Lafarge profite de ses performances pour garder le cap du désendettement
Lafarge maintient son cap. Le cimentier français a estimé hier, lors de la publication de résultats annuels plus solides que prévu, qu’il serait apte à atteindre avec un an d’avance la plupart de ses objectifs de réduction de coûts dans le cadre du plan 2012-2015. Les mesures d'économies mises en place devraient ainsi avoir un effet positif sur l’Ebitda de 650 millions d’euros dès cette année. Lafarge anticipe pour cette année une demande de ciment en hausse et une croissance de ses marchés comprise entre 1 et 4% par rapport à 2012, tirée par les pays émergents. «Nous allons pleinement profiter de notre portefeuille majoritairement tourné vers les pays émergents et qui est à 72% hors d’Europe», a souligné son PDG, Bruno Lafont.
Le plan de réduction des coûts, qui a atteint 410 millions d’euros l’an dernier, a d’ailleurs permis de soutenir la marge d’Ebitda du groupe qui a progressé de 160 points de base à 22,5%, contre 20,8% attendu. Et ceci malgré un recul du chiffre d’affaires au quatrième trimestre de 0,1% à 3,8 milliards avec une baisse des volumes de ciment écoulés et de béton prêt à l’emploi de 2%. Le consensus tablait sur des ventes plus élevées, à 3,93 milliards.
Sur 2012, Lafarge, dont la note a été placée en catégorie spéculative par S&P et Moody’s, a ainsi dégagé un excédent brut d’exploitation de 3,45 milliards d’euros, en hausse de 4% en données comparables pour un chiffre d’affaire global en hausse de 2% à 15,82 milliards, porté notamment par «la croissance dans les pays émergents où nous réalisons près de 60% de nos ventes», souligne Bruno Lafont. Un dividende d’un euro par action sera proposé aux actionnaires.

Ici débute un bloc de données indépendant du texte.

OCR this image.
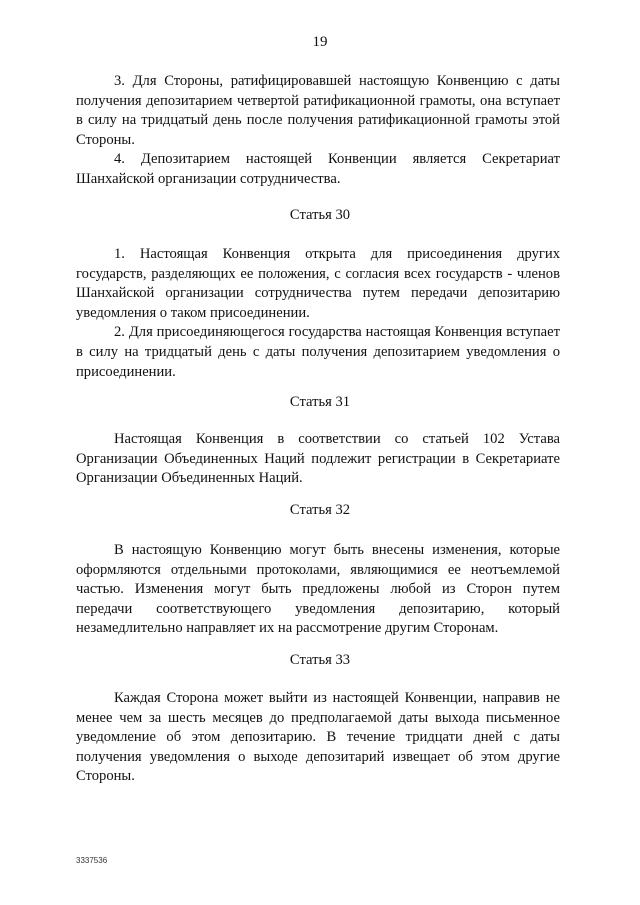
19

3. Для Стороны, ратифицировавшей настоящую Конвенцию с даты получения депозитарием четвертой ратификационной грамоты, она вступает в силу на тридцатый день после получения ратификационной грамоты этой Стороны.

4. Депозитарием настоящей Конвенции является Секретариат Шанхайской организации сотрудничества.

Статья 30

1. Настоящая Конвенция открыта для присоединения других государств, разделяющих ее положения, с согласия всех государств - членов Шанхайской организации сотрудничества путем передачи депозитарию уведомления о таком присоединении.

2. Для присоединяющегося государства настоящая Конвенция вступает в силу на тридцатый день с даты получения депозитарием уведомления о присоединении.

Статья 31

Настоящая Конвенция в соответствии со статьей 102 Устава Организации Объединенных Наций подлежит регистрации в Секретариате Организации Объединенных Наций.

Статья 32

В настоящую Конвенцию могут быть внесены изменения, которые оформляются отдельными протоколами, являющимися ее неотъемлемой частью. Изменения могут быть предложены любой из Сторон путем передачи соответствующего уведомления депозитарию, который незамедлительно направляет их на рассмотрение другим Сторонам.

Статья 33

Каждая Сторона может выйти из настоящей Конвенции, направив не менее чем за шесть месяцев до предполагаемой даты выхода письменное уведомление об этом депозитарию. В течение тридцати дней с даты получения уведомления о выходе депозитарий извещает об этом другие Стороны.

3337536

Cependant, la priorité reste la réduction de la dette, avec un maintien de l’objectif de la ramener sous la barre des 10 milliards d’euros «le plus tôt possible en 2013», contre 11,3 milliards à fin 2012 suite à l’acquisition de l'égyptien Orascom en 2008. Bruno Lafont compte notamment sur les «cash flows, la maîtrise de nos investissements, nos actions sur le besoin de fonds de roulement et la poursuite de nos désinvestissements ciblés» pour atteindre cet objectif. «Les capex devraient rester à des niveaux contraints (800 millions d’euros) à moins que le groupe procède à de nouvelles cessions», estime dès lors Oddo Securities. La génération de cash flow libre a chuté de 27% en 2012, à 884 millions d’euros.